The Prime Minister is facing increasingly vocal complaints from Leavers that she is preparing to deliver a Brexit "in name only" because the UK will follow EU rules during the transition.

Several backbenchers also broke cover during the weekend to criticise her lack of action on domestic issues.

Former Cabinet minister Theresa Villiers said she was worried about a "dilution of Brexit" whilst Remainer Heidi Allen told May to "get a grip" because the Tories are "letting this country down."

Meanwhile former minister Rob Halfon appeared to liken May to a "tortoise."

This raised fresh speculation about a potential leadership challenge, which worsened as The Telegraph obtained a WhatsApp message sent by energy minister Claire Perry in which she branded Brexiteers concerned about the £39 billion EU divorce bill as "swivel-eyed" elderly men with no mortgages or young children.
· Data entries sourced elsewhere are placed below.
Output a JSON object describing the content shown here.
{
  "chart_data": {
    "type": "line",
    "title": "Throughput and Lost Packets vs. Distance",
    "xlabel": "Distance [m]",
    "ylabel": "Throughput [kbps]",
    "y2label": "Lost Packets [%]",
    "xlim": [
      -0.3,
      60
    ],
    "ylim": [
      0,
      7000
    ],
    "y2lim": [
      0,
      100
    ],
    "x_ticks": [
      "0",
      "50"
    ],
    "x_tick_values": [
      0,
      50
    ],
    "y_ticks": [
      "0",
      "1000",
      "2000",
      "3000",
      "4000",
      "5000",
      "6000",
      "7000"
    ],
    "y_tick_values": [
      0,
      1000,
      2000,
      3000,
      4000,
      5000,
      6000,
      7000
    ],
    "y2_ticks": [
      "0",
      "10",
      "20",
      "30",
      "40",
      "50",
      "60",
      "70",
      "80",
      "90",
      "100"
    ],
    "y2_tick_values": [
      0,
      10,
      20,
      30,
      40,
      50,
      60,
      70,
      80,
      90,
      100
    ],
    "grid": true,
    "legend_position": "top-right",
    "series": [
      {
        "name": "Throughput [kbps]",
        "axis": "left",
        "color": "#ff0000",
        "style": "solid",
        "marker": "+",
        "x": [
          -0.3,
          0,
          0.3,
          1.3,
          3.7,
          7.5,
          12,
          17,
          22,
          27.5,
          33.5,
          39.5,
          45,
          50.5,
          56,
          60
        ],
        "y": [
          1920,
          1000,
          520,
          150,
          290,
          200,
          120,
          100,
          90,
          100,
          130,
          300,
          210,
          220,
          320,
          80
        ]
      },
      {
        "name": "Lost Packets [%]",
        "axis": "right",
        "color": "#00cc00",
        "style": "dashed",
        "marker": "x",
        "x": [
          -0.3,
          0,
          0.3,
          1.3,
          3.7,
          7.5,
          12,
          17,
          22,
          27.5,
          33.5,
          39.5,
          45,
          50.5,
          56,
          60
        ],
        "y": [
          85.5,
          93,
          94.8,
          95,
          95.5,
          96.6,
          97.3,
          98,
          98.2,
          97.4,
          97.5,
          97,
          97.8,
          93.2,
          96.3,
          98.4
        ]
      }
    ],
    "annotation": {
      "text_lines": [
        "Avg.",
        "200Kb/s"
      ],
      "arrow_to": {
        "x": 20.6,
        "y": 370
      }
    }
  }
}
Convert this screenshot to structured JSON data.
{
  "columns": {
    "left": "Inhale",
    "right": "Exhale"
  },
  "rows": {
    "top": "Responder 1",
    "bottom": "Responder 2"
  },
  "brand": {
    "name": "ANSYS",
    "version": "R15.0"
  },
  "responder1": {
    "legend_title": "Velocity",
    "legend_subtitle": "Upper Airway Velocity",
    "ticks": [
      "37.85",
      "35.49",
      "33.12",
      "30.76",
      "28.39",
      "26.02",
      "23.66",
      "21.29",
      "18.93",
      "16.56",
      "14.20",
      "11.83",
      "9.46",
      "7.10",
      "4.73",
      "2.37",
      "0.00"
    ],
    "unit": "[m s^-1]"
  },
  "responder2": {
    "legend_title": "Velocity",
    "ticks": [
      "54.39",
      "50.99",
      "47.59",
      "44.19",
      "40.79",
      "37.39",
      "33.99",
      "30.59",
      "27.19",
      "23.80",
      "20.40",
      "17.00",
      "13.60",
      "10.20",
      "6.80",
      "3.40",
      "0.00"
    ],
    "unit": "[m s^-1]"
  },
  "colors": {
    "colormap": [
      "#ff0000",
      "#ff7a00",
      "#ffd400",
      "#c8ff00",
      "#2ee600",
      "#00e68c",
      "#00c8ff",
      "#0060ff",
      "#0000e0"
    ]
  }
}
There were also calls for May to sack Chancellor Philip Hammond, who enraged Brexiteers by saying trade relations with the EU would change only "very modestly" and that the UK should seek a "middle way."

The EU General Affairs Council is expected to approve guidelines for chief negotiator Michel Barnier to follow during talks on a post-Brexit transition period today (January 29)

The basic principles are likely to be that Britain must follow "the whole of the EU acquis" or law, but no longer participate in the institutions and decision-making of the bloc, while complying with European Court of Justice rulings and paying into the budget.

The Government has already indicated it is willing to comply with most of the EU's demands to secure an "implementation period" of about two years after withdrawal in March 2019 to make life easier for businesses, but to the consternation of Brexiteers.